A primeira Casa Prisma foi erguida em dezembro de 2016, no bairro São Gonçalo, e contemplou uma família que teve sua casa incendiada. A segunda, em dezembro de 2020, também é considerada uma evolução da primeira, tem sua construção de forma mais rápida, em torno de 50 dias, com capacidade de escalabilidade, com a mão de obra de duas pessoas apenas.
Novamente, a escolha da família que seria contemplada com a segunda Casa Prisma seguiu os critérios da prefeitura, dentro do Pacto Pelotas pela Paz. O Pacto Pelotas pela Paz é uma política pública de segurança onde possui um programa chamado ‘Cada Jovem Conta’, onde foram mapeadas 200 crianças com histórico de déficit escolar. Dentro desse trabalho realizado por assistentes sociais, foram diagnosticadas 13 crianças com relatos de evasão por conta de problemas ligados à moradia precária que impediam a permanência dos jovens na escola. “Foi aí que chegamos à família de um menino chamado Samuel, que não ia mais à escola porque sofria bullying dos colegas, pois ia sempre sujo e mal cheiroso.” O motivo? Sua casa não possui banheiro. “Quando chegamos lá, vimos que não era só o banheiro que faltava, mas sim uma casa adequada. Eles viviam em um cômodo, amontoados sobre um colchão de casal. Esta ação se deu independentemente da gestão pública, pelo fato de a gestão não possuir serviços que contemplem essas demandas habitacionais.

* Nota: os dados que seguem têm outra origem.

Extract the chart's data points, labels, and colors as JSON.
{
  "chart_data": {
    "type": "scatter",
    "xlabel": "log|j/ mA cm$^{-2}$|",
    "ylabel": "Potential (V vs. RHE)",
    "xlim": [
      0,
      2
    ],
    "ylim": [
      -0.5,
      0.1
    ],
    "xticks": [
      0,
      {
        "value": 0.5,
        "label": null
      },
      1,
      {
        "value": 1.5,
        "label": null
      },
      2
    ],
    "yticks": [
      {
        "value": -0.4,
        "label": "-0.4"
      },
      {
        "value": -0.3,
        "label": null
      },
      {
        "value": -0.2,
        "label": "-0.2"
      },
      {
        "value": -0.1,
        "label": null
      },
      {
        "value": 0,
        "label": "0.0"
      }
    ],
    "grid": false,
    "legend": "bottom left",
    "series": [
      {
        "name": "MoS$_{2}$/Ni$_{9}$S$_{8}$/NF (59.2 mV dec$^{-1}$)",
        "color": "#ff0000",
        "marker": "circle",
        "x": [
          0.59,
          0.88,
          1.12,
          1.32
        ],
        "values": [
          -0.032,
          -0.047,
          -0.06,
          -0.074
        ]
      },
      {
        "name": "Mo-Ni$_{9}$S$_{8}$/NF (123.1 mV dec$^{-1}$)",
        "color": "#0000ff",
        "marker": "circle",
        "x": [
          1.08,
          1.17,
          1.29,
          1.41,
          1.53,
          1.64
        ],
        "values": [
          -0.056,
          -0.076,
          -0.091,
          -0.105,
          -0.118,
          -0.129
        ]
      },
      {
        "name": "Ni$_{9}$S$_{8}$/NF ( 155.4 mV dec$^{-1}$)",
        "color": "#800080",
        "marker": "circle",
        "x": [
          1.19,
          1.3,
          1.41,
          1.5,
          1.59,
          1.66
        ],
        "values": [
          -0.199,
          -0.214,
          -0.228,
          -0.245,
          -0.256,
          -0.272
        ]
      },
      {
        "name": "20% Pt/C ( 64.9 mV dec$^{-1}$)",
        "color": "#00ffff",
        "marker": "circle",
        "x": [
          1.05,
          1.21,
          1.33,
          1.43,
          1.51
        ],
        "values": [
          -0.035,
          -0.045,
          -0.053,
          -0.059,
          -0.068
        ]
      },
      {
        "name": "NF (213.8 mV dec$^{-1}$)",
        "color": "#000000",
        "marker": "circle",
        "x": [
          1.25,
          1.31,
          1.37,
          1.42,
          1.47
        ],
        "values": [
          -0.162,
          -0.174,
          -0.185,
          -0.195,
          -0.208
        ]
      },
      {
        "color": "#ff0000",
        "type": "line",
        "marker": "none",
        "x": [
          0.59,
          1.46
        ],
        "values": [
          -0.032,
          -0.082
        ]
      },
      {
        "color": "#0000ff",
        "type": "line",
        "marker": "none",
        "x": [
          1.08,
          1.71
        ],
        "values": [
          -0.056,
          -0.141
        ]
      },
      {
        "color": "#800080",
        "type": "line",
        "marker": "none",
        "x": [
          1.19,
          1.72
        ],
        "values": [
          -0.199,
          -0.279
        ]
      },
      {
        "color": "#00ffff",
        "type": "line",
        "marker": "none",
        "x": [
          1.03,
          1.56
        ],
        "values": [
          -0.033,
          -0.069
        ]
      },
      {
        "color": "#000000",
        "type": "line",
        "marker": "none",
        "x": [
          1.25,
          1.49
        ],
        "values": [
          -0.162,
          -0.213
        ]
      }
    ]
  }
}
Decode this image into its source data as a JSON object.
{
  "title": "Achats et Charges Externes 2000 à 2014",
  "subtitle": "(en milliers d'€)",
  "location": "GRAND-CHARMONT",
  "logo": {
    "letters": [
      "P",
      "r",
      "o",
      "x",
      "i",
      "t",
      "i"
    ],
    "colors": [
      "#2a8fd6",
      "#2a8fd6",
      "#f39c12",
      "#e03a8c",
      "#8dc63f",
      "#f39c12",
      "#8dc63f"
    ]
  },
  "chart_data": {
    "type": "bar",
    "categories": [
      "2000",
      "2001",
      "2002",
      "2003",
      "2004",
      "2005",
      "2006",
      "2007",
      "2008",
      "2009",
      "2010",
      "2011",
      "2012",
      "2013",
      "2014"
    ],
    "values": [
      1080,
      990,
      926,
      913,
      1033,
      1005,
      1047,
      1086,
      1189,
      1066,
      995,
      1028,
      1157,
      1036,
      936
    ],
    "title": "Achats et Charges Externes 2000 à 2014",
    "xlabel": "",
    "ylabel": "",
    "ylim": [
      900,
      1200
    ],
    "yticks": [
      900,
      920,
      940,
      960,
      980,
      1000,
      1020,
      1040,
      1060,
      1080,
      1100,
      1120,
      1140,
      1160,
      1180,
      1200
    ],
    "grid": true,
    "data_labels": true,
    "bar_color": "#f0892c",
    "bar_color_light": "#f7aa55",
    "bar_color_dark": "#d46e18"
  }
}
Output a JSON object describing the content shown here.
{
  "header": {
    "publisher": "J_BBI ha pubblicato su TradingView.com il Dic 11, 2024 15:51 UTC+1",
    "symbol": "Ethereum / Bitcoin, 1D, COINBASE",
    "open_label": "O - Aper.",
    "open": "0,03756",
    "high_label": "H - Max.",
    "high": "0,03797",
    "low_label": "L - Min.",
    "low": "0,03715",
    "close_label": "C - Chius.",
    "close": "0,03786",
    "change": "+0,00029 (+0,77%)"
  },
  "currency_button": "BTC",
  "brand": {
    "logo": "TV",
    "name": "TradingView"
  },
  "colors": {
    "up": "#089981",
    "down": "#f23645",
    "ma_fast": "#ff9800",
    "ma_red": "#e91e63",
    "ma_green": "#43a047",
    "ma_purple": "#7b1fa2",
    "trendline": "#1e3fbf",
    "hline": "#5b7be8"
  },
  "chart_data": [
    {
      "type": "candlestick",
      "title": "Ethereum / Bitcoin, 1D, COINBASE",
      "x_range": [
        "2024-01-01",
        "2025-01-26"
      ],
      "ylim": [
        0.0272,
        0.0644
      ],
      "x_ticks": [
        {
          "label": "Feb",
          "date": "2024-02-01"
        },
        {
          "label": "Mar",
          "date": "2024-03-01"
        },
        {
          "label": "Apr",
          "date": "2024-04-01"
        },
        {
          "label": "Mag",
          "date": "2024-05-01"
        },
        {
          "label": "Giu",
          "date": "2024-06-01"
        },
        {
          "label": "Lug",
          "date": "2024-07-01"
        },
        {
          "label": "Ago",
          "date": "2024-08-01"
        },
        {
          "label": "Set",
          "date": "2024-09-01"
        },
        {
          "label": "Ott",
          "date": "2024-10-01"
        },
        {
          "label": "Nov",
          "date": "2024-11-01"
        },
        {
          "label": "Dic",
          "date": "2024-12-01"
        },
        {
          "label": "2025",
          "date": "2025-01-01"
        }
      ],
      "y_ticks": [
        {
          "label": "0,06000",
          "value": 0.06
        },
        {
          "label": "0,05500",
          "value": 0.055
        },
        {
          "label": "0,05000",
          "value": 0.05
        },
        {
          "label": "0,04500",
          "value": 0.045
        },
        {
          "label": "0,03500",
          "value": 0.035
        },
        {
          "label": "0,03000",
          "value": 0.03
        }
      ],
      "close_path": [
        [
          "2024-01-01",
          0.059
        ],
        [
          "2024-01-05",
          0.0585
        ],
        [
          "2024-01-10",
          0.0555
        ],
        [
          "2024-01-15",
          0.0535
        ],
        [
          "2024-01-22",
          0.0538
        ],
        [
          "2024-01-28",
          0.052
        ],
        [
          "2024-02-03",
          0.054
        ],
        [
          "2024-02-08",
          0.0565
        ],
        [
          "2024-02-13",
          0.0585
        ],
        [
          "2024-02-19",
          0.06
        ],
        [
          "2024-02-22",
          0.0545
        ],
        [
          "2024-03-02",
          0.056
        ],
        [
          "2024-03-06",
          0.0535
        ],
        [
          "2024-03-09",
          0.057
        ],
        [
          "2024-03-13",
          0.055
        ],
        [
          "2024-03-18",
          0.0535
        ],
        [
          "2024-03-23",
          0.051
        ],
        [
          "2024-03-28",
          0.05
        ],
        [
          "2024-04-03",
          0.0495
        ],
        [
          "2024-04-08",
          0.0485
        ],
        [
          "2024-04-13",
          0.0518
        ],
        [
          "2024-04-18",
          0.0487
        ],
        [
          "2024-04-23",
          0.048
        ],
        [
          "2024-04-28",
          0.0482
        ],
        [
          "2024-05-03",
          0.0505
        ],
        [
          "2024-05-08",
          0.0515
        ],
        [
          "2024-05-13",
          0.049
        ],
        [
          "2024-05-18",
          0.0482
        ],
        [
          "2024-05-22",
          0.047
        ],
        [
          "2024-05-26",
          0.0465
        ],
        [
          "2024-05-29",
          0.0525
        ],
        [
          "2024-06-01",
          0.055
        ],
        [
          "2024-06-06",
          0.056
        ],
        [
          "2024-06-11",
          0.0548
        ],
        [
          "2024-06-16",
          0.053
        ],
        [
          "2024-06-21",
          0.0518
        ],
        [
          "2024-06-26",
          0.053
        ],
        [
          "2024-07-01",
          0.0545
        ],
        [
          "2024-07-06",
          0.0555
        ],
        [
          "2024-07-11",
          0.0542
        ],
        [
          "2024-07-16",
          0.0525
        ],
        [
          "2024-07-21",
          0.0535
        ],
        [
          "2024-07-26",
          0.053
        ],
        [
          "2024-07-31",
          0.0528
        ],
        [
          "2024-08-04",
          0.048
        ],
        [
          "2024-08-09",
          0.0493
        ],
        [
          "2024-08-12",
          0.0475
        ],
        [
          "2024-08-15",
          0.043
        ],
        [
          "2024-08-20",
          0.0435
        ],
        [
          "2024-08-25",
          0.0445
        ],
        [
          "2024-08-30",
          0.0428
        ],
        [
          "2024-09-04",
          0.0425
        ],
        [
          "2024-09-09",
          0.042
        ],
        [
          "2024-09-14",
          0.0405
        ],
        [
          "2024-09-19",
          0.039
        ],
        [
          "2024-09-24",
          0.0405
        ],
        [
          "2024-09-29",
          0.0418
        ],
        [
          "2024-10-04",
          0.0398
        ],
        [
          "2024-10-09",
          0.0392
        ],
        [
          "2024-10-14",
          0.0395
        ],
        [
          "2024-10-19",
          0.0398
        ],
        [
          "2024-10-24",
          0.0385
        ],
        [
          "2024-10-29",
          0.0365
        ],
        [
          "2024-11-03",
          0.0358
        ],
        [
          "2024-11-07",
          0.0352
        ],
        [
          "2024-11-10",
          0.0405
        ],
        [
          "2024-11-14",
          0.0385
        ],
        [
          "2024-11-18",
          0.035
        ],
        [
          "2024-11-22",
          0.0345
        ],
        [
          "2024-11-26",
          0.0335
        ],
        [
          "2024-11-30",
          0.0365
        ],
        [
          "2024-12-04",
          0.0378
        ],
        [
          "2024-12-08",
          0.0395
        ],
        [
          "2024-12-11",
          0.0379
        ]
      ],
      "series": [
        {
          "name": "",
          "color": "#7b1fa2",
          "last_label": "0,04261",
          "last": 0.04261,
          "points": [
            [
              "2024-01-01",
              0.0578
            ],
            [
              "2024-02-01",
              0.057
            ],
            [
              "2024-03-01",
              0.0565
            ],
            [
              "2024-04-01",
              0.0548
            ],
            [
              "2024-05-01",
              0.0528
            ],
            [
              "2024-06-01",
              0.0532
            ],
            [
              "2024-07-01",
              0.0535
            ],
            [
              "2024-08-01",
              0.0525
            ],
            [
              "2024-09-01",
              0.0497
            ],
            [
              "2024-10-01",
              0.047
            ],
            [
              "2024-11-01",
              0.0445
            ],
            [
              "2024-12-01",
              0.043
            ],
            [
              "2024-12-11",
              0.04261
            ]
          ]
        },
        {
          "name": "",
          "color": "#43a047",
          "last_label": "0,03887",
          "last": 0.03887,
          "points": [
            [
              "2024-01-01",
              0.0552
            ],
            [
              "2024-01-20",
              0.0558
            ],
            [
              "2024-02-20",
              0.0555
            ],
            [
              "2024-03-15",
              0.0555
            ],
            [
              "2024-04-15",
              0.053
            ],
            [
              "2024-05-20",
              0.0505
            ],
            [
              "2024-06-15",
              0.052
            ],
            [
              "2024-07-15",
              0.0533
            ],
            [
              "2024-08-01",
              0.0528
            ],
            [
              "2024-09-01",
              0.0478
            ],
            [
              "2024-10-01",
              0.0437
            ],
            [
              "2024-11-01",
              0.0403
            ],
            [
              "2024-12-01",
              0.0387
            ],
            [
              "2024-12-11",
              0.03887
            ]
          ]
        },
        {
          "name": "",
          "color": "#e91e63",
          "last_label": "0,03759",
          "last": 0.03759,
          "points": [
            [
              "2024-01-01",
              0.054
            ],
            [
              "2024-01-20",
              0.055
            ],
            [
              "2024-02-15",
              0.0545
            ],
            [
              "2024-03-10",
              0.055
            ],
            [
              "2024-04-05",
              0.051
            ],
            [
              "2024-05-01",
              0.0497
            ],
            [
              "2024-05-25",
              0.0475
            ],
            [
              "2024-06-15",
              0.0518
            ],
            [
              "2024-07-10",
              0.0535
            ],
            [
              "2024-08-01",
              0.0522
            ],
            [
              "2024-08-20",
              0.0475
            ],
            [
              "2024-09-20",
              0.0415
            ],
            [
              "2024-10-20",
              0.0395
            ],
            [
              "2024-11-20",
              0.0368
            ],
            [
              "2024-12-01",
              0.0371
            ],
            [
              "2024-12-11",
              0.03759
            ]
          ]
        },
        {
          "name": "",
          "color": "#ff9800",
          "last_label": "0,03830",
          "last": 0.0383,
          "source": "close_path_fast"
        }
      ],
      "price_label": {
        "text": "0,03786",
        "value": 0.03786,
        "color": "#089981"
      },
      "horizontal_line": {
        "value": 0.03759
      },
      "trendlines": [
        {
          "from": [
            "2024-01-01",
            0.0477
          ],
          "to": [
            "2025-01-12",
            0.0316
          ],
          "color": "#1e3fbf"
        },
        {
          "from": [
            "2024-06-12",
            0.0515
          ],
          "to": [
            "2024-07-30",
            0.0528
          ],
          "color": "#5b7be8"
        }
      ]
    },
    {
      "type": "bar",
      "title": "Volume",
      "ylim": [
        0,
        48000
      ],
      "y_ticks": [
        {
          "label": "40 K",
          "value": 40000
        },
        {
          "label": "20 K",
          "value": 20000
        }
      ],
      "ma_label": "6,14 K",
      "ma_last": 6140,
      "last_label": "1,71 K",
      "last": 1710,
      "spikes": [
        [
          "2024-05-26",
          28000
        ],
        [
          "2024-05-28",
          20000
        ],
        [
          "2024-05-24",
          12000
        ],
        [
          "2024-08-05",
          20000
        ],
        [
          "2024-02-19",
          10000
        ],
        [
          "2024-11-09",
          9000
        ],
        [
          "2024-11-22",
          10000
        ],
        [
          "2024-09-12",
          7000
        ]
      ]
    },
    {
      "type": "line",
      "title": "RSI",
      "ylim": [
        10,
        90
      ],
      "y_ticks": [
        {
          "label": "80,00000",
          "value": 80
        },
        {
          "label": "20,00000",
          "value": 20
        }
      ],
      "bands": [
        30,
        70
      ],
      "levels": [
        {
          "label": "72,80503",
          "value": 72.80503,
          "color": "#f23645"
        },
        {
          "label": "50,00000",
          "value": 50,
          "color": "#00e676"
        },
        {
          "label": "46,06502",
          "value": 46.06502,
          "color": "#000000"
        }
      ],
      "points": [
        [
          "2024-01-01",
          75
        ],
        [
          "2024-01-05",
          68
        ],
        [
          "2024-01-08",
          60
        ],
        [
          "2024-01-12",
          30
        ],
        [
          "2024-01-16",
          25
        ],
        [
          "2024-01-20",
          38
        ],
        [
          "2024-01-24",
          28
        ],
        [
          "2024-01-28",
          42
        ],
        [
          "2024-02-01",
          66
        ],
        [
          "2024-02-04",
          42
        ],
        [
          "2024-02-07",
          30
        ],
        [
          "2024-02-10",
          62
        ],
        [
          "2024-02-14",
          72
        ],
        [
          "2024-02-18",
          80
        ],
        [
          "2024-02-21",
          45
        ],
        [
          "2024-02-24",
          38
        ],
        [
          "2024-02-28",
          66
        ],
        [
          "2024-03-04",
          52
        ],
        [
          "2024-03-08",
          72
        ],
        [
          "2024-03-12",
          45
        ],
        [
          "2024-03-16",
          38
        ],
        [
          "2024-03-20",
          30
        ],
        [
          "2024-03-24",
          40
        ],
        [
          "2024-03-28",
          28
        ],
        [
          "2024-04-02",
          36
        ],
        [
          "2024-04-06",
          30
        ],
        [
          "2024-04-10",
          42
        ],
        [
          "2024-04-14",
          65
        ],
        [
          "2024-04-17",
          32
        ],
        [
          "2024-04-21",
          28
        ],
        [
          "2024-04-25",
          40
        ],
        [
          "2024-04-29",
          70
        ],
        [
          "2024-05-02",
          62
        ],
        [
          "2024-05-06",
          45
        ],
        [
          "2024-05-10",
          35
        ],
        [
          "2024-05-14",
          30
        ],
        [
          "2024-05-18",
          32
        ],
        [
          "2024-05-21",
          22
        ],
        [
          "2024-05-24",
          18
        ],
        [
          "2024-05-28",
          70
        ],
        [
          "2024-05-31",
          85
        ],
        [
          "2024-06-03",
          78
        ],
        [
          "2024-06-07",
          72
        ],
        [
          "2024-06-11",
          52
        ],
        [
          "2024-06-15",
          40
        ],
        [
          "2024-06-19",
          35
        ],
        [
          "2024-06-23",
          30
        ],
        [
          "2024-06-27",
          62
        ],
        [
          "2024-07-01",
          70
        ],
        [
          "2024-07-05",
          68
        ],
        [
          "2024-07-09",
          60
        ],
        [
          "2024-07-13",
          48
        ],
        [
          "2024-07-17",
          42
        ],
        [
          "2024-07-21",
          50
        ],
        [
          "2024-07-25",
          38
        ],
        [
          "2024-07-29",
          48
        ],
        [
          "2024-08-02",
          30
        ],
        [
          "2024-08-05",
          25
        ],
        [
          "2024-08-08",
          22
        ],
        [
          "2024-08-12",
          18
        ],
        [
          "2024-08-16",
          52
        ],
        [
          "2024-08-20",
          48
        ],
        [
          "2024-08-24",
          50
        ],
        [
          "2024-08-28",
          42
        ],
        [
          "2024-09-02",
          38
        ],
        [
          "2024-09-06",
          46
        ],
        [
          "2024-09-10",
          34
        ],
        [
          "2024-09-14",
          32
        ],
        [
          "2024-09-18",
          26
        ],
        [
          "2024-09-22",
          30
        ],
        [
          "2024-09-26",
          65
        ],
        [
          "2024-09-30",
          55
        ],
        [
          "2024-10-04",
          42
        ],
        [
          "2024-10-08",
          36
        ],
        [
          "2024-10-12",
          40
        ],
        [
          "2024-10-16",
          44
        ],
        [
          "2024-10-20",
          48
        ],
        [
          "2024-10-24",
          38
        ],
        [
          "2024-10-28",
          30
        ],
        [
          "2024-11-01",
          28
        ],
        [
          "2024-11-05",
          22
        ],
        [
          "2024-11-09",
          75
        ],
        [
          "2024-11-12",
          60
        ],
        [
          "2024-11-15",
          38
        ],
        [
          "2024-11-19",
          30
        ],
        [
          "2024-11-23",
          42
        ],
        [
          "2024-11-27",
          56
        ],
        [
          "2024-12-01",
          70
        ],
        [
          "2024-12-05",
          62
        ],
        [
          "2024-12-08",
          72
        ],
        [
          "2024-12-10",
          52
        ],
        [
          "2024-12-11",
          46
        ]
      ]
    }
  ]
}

Assim, atendemos às necessidades do Samuel e de sua família”, conta Cassius.
O projeto da Casa Prisma tem dois grandes diferenciais: conta com trabalho técnico social antes, durante e pós-ocupação, e a moradia não se resume apenas à entrega do espaço físico. “O projeto é baseado nos sete elementos que sustentam a moradia adequada, que são a segurança jurídica da posse, habitabilidade, infraestrutura básica, economicidade, acessibilidade, adequação cultural e localização”, pontua Cassius.
O trabalho social, por sua vez, acontece desde o início do projeto, com a identificação das necessidades das famílias, com o trabalho de apoio durante a ocupação, educação para uso da moradia e se estende no pós-ocupação, fase em que é visto se a moradia precisa de algum ajuste para que atenda novas necessidades.
Até agora, o pensar e projetar de Cassius Baumgarten voltado à moradia popular em Pelotas levantou 4 casas, sendo duas no formato Casa Prisma. A divulgação recente da segunda unidade da Prisma ganhou visibilidade nacional a partir da transmissão por uma rede de televisão. Bastou para que a prefeitura de Pelotas e gestores de outras cidades (Capão do Leão, Tavares, Jaguarão, Entre-Ijuís e Santa Rosa) se interessassem pelo seu projeto – abrindo caminho para o tão sonhado plano profissional traçado lá atrás; o de trabalhar com habitação de interesse social e, mais do que isso, desenhar uma política pública habitacional para os municípios que não se resuma a apenas uma família contemplada diante do gargalo habitacional presente na maioria das cidades brasileiras. “Hoje me vejo desenhando política pública habitacional”, finaliza o arquiteto e urbanista.